Passa al contenuto principale

Le grazie degli altri

commento di Lc 1,57-66.80, a cura di Francesca Carraro

Grazie
Photo by Arifur Rahman on Unsplash

Mi sono smarrita nel tuo bicchiere scambiandolo per mare, vago nel cerchio trasparente del tuo limite battendo i colpi della gioia, dunque la gioia è questo sangue che bussa ai polsi, questo amico dei rintocchi. Per chi suona?

Chandra Livia Candiani

Mi preparo

Chiudo gli occhi,
mi concentro sul momento presente,
libero la mente da preoccupazioni e pensieri,
esprimo interiormente il mio desiderio di stare alla presenza del Signore


Entro nel testo (Lc 1,57-66.80)

Per Elisabetta si compì il tempo del parto e diede alla luce un figlio. I vicini e i parenti udirono che il Signore aveva manifestato in lei la sua grande misericordia, e si rallegravano con lei.

Otto giorni dopo vennero per circoncidere il bambino e volevano chiamarlo con il nome di suo padre, Zaccarìa. Ma sua madre intervenne: «No, si chiamerà Giovanni». Le dissero: «Non c’è nessuno della tua parentela che si chiami con questo nome».

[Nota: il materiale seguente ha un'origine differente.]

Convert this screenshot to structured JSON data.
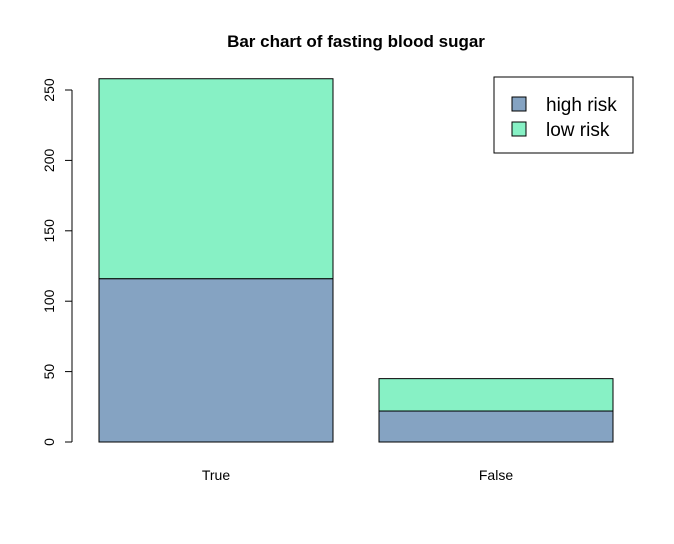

Allora domandavano con cenni a suo padre come voleva che si chiamasse. Egli chiese una tavoletta e scrisse: «Giovanni è il suo nome». Tutti furono meravigliati. All’istante si aprirono la sua bocca e la sua lingua, e parlava benedicendo Dio.

Tutti i loro vicini furono presi da timore, e per tutta la regione montuosa della Giudea si discorreva di tutte queste cose. Tutti coloro che le udivano, le custodivano in cuor loro, dicendo: «Che sarà mai questo bambino?». E davvero la mano del Signore era con lui.

Il bambino cresceva e si fortificava nello spirito. Visse in regioni deserte fino al giorno della sua manifestazione a Israele.


Mi lascio ispirare

La storia di Elisabetta e Zaccaria la conosciamo.

Qui, con il nome che – insieme – scelgono di dare al figlio tanto voluto, tanto atteso, la loro storia trova compimento: Giovanni, che in ebraico significa “dono, grazia di Dio”, ma anche “Dio ha esaudito, il Signore è misericordioso”.

Elisabetta è strumento, si fa prima corpo che accoglie e poi voce che testimonia e riconosce il dono grande che è Giovanni, non solo nella sua storia personale, né in quella della sua famiglia, ma in quella dell’intero popolo di Israele e dell’intera umanità.

Questa testimonianza, questo rallegrarsi, è contagioso e fruttifica nel cuore di chi sa cogliere e custodire anche le esperienze e le grazie: quella della propria vita, ma anche e soprattutto, quelle della vita degli altri. Ed è in grado di vedere l’opera di Dio dove altri vedono invece solo l’opera dell’uomo, o della fortuna.

Francesca Carraro


Immagino

Provo a visualizzare la scena, il luogo in cui avviene, i personaggi principali, le parole che si scambiano, il tono delle voci, i gesti. E lascio affiorare il mio sentire, senza censure, senza giudizi.


Rifletto sulle domande

Di quali grazie altrui ho saputo gioire?

Quali hanno portato frutto anche nella mia vita?

Quali, invece, ho perduto?


Ringrazio

Come un amico fa con un amico, parlo con il Signore su ciò che sto ricevendo da lui oggi...
Recito un "Padre nostro" per congedarmi e uscire dalla preghiera.